Assume you have Table1, which contains 100 loan transactions. 10 of those transactions have a loan rate of 5% and 10 transactions have a rate of 6%. The remaining transactions have rates above 10%.

You want to create a table of transactions (Table2) that does NOT contain any transactions with a rate of 5% or 6%, so you use this statement:

EXTRACT RECORD IF rate <> .05 OR rate <> .06 TO “Table2”

Will that work? And more importantly, do you always determine the result you’re looking for and then compare them to the results you receive?

No, that statement will NOT work. Table2 will contain all 100 transactions, including those with 5% and 6% rates.

Do you know why?

First, transactions with rates other than 5% or 6% will be extracted; that’s easy to understand.

Second, transactions with a rate of 5% will be extracted. Let’s look at each test to determine why.

• rate <> .05 = false but rate <> .06 is true. Since the operator is OR, if either of the expressions is true, the transaction will be extracted.
• rate <> .05 = true, but rate <> .06 is false. Again, if either of the expressions is true, the transaction will be extracted.

The correct statement is:

EXTRACT RECORD IF rate <> .05 AND rate <> .06 TO “Table2”

When AND is used, both tests must be true for the transaction to be extracted. Since one of the statements is always false when the rate = 5% or 6%, those transactions are not extracted, which is what you want.

## How to Test Your Statements

1) Identify the number of transactions (records) in Table1.

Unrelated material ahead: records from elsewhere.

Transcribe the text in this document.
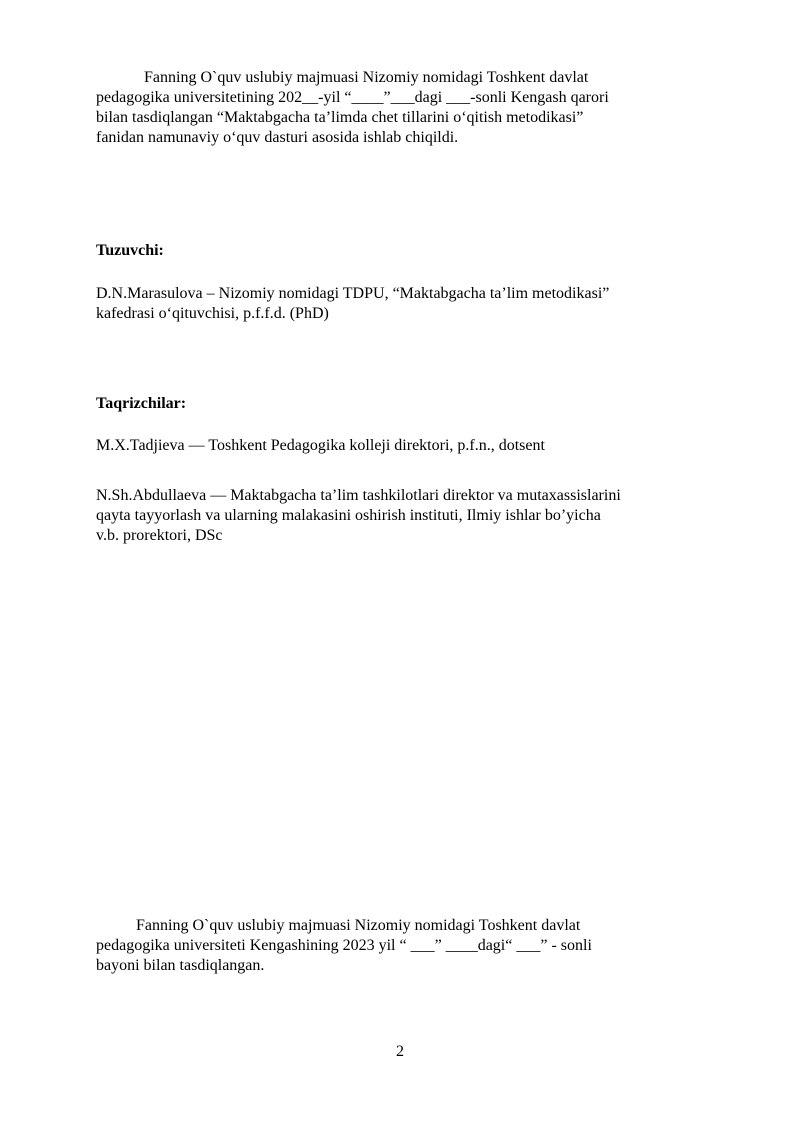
Fanning O`quv uslubiy majmuasi Nizomiy nomidagi Toshkent davlat

pedagogika universitetining 202__-yil “____”___dagi ___-sonli Kengash qarori

bilan tasdiqlangan “Maktabgacha ta’limda chet tillarini o‘qitish metodikasi”

fanidan namunaviy o‘quv dasturi asosida ishlab chiqildi.

Tuzuvchi:

D.N.Marasulova – Nizomiy nomidagi TDPU, “Maktabgacha ta’lim metodikasi”

kafedrasi o‘qituvchisi, p.f.f.d. (PhD)

Taqrizchilar:

M.X.Tadjieva — Toshkent Pedagogika kolleji direktori, p.f.n., dotsent

N.Sh.Abdullaeva — Maktabgacha ta’lim tashkilotlari direktor va mutaxassislarini

qayta tayyorlash va ularning malakasini oshirish instituti, Ilmiy ishlar bo’yicha

v.b. prorektori, DSc

Fanning O`quv uslubiy majmuasi Nizomiy nomidagi Toshkent davlat

pedagogika universiteti Kengashining 2023 yil “ ___” ____dagi“ ___” - sonli

bayoni bilan tasdiqlangan.

2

2) Identify the number of 5% and 6% transactions that you want to exclude (use a filter on Table1).

3) After you THINK you’ve excluded the right transactions, compare the total records in Table1 and Table2. If they are the same, either no 5% or 6% transactions exist in Table1 (which you should already know from step 1) or your extract statement is faulty. If the record totals are the same, fix your statement. If the record totals are different, go to step 4.

4) Subtract the total records in Table2 from the total records from Table1. If the result equals the number of 5% and 6% transactions from step 2, your extract statement is correct.